The two coexist, of course, because the perception is that variance is absolutely enormous and that we are not even in the realm of calculable risks. In such times of great uncertainty, the systems and organizations that survive will be those that prioritize robustness and optionality. They will not be the ones that equate marginal cost and benefit. They will, rather, be those that do a lot of things that look to be ex-ante and turn out to be ex-post wasteful, but one of which winds up generating the capabilities that actually matter in the unknown future. I see three major things going on here:
People paying $65 billion for a 1/15 stake of Anthropic’s equity are almost surely overpaying, but they are enmeshed in a system that makes not having a stake in Anthropic a career-destroying move should Anthropic turn out to be more than marginally profitable over the long run.

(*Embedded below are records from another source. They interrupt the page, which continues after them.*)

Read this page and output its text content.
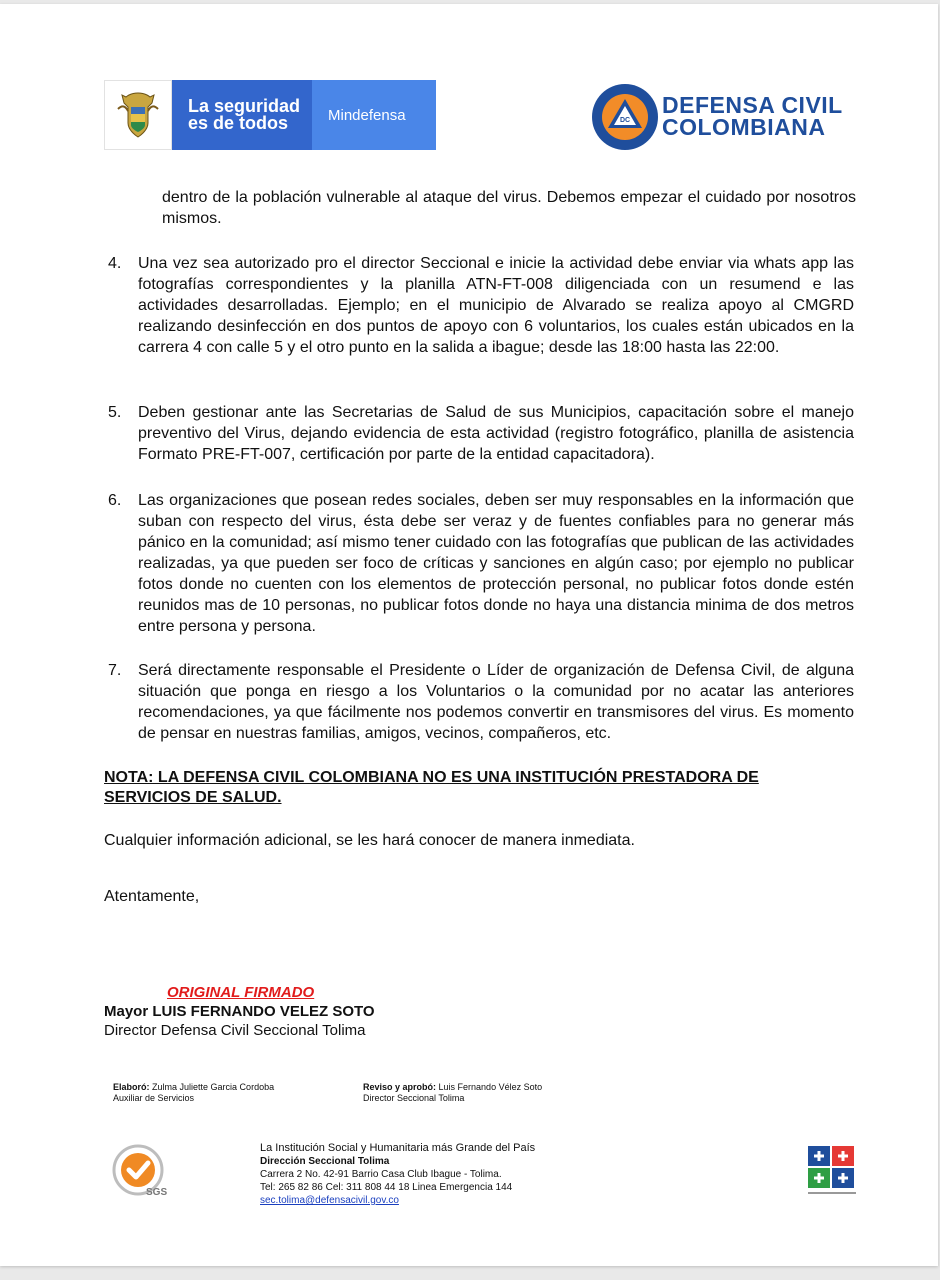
La seguridad
es de todos	Mindefensa	DC
DEFENSA CIVIL
COLOMBIANA
dentro de la población vulnerable al ataque del virus. Debemos empezar el cuidado por nosotros mismos.
4. Una vez sea autorizado pro el director Seccional e inicie la actividad debe enviar via whats app las fotografías correspondientes y la planilla ATN-FT-008 diligenciada con un resumend e las actividades desarrolladas. Ejemplo; en el municipio de Alvarado se realiza apoyo al CMGRD realizando desinfección en dos puntos de apoyo con 6 voluntarios, los cuales están ubicados en la carrera 4 con calle 5 y el otro punto en la salida a ibague; desde las 18:00 hasta las 22:00.
5. Deben gestionar ante las Secretarias de Salud de sus Municipios, capacitación sobre el manejo preventivo del Virus, dejando evidencia de esta actividad (registro fotográfico, planilla de asistencia Formato PRE-FT-007, certificación por parte de la entidad capacitadora).
6. Las organizaciones que posean redes sociales, deben ser muy responsables en la información que suban con respecto del virus, ésta debe ser veraz y de fuentes confiables para no generar más pánico en la comunidad; así mismo tener cuidado con las fotografías que publican de las actividades realizadas, ya que pueden ser foco de críticas y sanciones en algún caso; por ejemplo no publicar fotos donde no cuenten con los elementos de protección personal, no publicar fotos donde estén reunidos mas de 10 personas, no publicar fotos donde no haya una distancia minima de dos metros entre persona y persona.
7. Será directamente responsable el Presidente o Líder de organización de Defensa Civil, de alguna situación que ponga en riesgo a los Voluntarios o la comunidad por no acatar las anteriores recomendaciones, ya que fácilmente nos podemos convertir en transmisores del virus. Es momento de pensar en nuestras familias, amigos, vecinos, compañeros, etc.
NOTA: LA DEFENSA CIVIL COLOMBIANA NO ES UNA INSTITUCIÓN PRESTADORA DE SERVICIOS DE SALUD.
Cualquier información adicional, se les hará conocer de manera inmediata.
Atentamente,
ORIGINAL FIRMADO
Mayor LUIS FERNANDO VELEZ SOTO
Director Defensa Civil Seccional Tolima
Elaboró: Zulma Juliette Garcia Cordoba
Auxiliar de Servicios
Reviso y aprobó: Luis Fernando Vélez Soto
Director Seccional Tolima
SGS
La Institución Social y Humanitaria más Grande del País
Dirección Seccional Tolima
Carrera 2 No. 42-91 Barrio Casa Club Ibague - Tolima.
Tel: 265 82 86 Cel: 311 808 44 18 Linea Emergencia 144
sec.tolima@defensacivil.gov.co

Uber and other tech companies telling their programmers to burn tokens on AI training as a way of investing in the future are also almost surely overpaying, but again they are enmeshed in a system that makes not building AI-capabilities now a career-destroying move in the future in which these technologies do turn out to be world-changing.
Consider the Amazons, Googles, Facebooks, and Microsofts spending fortunes building-out as a way of attempting to stay close enough to the frontier to keep Anthropic or Open-AI from breaching their moats and taking over their platform monopoly profits for themselves. They are also almost surely burning their shareholders’ money, but, again, they see an existential disruption threat.
These three episodes of likely massive overspending and overinvestment from the perspective of the bottom line, however, may well be not bad for society as a whole. We do underinvest in activities with powerful positive externalities, and exploring the spaces of new technologies is prime among those activities in which we underinvest. But that is an argument that applies to governments thinking about whether they should be taking steps to curb the current AI bubble, not an argument that those who are currently gung-ho and investing it have their heads screwed on right. Rather, those currently doubling down on the bubble should be thinking about building optionality and robustness instead.